Amy: I am a geisha girl in Japan. I can see myself wearing the white make up and the beautiful silk kimono. I am also wearing an ornate head dress and I have striking red lips. I am young but I am a teacher of other geishas. Together, we are studying art, flowers, bonsai cutting, and playing a flute. Even though I am teaching them, I feel sad. I believe I am longing for a husband and a family.
It is the early 1900’s and I am about twenty. I have been in training since I was four. Things are changing in this society and I decide it is time to leave that world and find a husband. My husband is lovely, small and balding. He is very smart, quiet and kind. He loves and respects me. We get married and have a family, three children.
I see a beautiful home with sliding doors and a bed on floor and we are eating out of small bowls. I am definitely a Buddhist. Even though I am married, I am still sad and I don’t know why. Maybe it is because I was taken away from my family to start training. Maybe that is why I wanted my own family.
Amy’s life as a geisha ended when her husband chocked her to death. He was jealous. Someone told him she had been unfaithful and in a jealous rage he beat her to death. She had done nothing wrong.
As Amy’s spirit left the body, I asked her to look into the lesson she learned in that life.
Amy: I learned not to judge sadness. Sadness is a teacher and can be a motivator. I should not focus on the desperate side or the melancholy but see the clarity and higher awareness it can bring.
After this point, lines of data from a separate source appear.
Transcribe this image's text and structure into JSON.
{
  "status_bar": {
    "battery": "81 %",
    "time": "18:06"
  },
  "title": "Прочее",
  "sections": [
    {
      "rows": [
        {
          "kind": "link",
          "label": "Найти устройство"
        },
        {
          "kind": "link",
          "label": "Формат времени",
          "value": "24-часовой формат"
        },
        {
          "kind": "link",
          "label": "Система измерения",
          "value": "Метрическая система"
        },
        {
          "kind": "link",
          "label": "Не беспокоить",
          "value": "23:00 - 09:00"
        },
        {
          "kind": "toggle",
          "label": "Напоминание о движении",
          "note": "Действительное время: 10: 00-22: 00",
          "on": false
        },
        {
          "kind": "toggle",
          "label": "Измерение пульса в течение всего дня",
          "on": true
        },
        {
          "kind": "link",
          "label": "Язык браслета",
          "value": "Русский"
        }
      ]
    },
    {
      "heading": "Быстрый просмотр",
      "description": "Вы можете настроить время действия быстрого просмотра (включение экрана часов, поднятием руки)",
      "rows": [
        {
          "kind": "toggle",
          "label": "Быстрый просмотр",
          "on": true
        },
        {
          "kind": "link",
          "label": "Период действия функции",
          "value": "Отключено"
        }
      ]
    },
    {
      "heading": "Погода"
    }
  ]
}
When Amy left that life, I connected her with the energy of her spirit guides. She experienced profound love.
Amy: I am surrounded by my soul family. And I feel very at peace and at home. I feel unconditionally loved and seen and heard and acknowledged by my soul family.
Making the connection between her present life and her Geisha life, her guides suggested to her:
Amy: I am supposed to move my body through artistic means, like a spiritual practice. Showing me that my energy gets stuck and then I feel stuck in life. By moving my body, the energy moves and grows and purifies.
I understand now that labels aren’t good. Depression is just a label for energy but I am acknowledging that my energy feels stagnant and if I can move my energy, I can move my feelings. Feelings change all the time. The geisha is a reminder that sadness or grief can be moved out. They don’t have to stay stuck in the body.
This experience allowed Amy to see her depression in a new light — as a positive process. As Amy said, it brings clarity and higher awareness. Depression can serve as a natural contraction. It is a time to go within, analyze our experiences, and choose how we want to move forward. Usually, we hold on to the sadness beyond the purpose it has served.
If you find yourself in a place like Amy, do what her guides told her. Move. Move your body. Move your energy. Commit to a practice, such as yoga, that will move you and purify your stagnant energy. And see your depression as an opportunity to know yourself and act as a more whole and complete person.